The solution should support scenario creation and comparison, particularly scenarios that support a proactive restructuring of the supply chain. For example, would the shelf level Out of Stock (OOS) numbers stay the same if the manufacturers supply chain costs dropped as the retailer ordered by pallet layers rather than by cases? It should support root cause analysis which identifies shelf level issues and assigns root-causes that can include poor perpetual inventory performance in the store, systemic over or under forecasting, and poor replenishment occurring anywhere in the joint supply chain. Overall the solution should have advanced supply chain analytics that proactively mitigate future overstocks and out-of-stocks. Trading partners that execute these actions will advance their supply chain maturity in collaborative supply chain management.
This planning philosophy is evolving from “Flowcasting” by Andre Martin, Mike Doherty, & Jeff Harrop (Factory 2 Shelf Publishing, 2006) which considers demand driven supply chain planning at its highest level of maturity driving the entire supply chain across multiple enterprises from sales at the store shelf right back to the factory.
Implementing initiatives like this require strong executive understanding, support, and commitment from both retailers and manufactures. Most important is the effort should be largely about changing business processes, paradigms and behavior. This requires an investment in educating executives, planners, merchants, operations and merchandise suppliers. Cross-functional process labs, prototypes, and pilots can help teams internalize the education and new processes to provide them the opportunity to share input and suggestions. Finally, the technology should be cloud-based to support a logical architecture enabling deep collaboration allowing an executable plan between the manufacturer and retailer working from a common point of view of what’s being sold at the store.
All trading partners will benefit from Flowcasting.

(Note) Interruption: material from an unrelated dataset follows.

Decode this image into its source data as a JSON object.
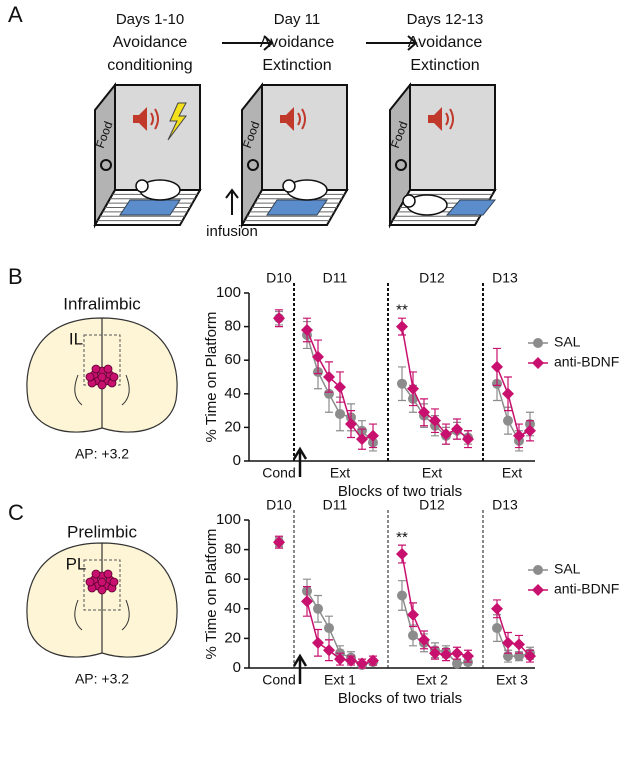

When implemented correctly, the benefits are far reaching. Retailers no longer need separate forecasting and replenishment systems for their stores and Regional Distribution Centers (RDCs). One common system manages inventory in both stores and RDCs and interfaces with suppliers on a daily basis. Retail distribution centers transform over time to cross-docking and repackaging facilities. Products arrive from supply sources and are repackaged when necessary in units of weekly store sales. One common system spans cross-organizational boundaries. Store operations, merchandising, buying, category management, distribution, finance and management would all be working from a common plan.
For the manufacturer, business as usual will also change completely. The timeframe for the change would depend on the size of their retail and wholesale customers, and how rapidly those customers adopt. Over time, as more retailers adopt Flowcasting, the manufacturer would gradually transform from a manufacture-to-stock (MTS) strategy to a manufacture-to-order (MTO) strategy for much of their business while realizing the economic and productivity benefits that derive from the MTO approach. Gone would be the uncertainty of demand, associated safety stocks, and associated warehousing and operating costs as well as last minute and very costly production schedule changes and expedited transportation. For both retailers and manufacturers, supply chain-wide inventory investment would drop significantly for those retail supply chain partners that adopt the new way of doing business.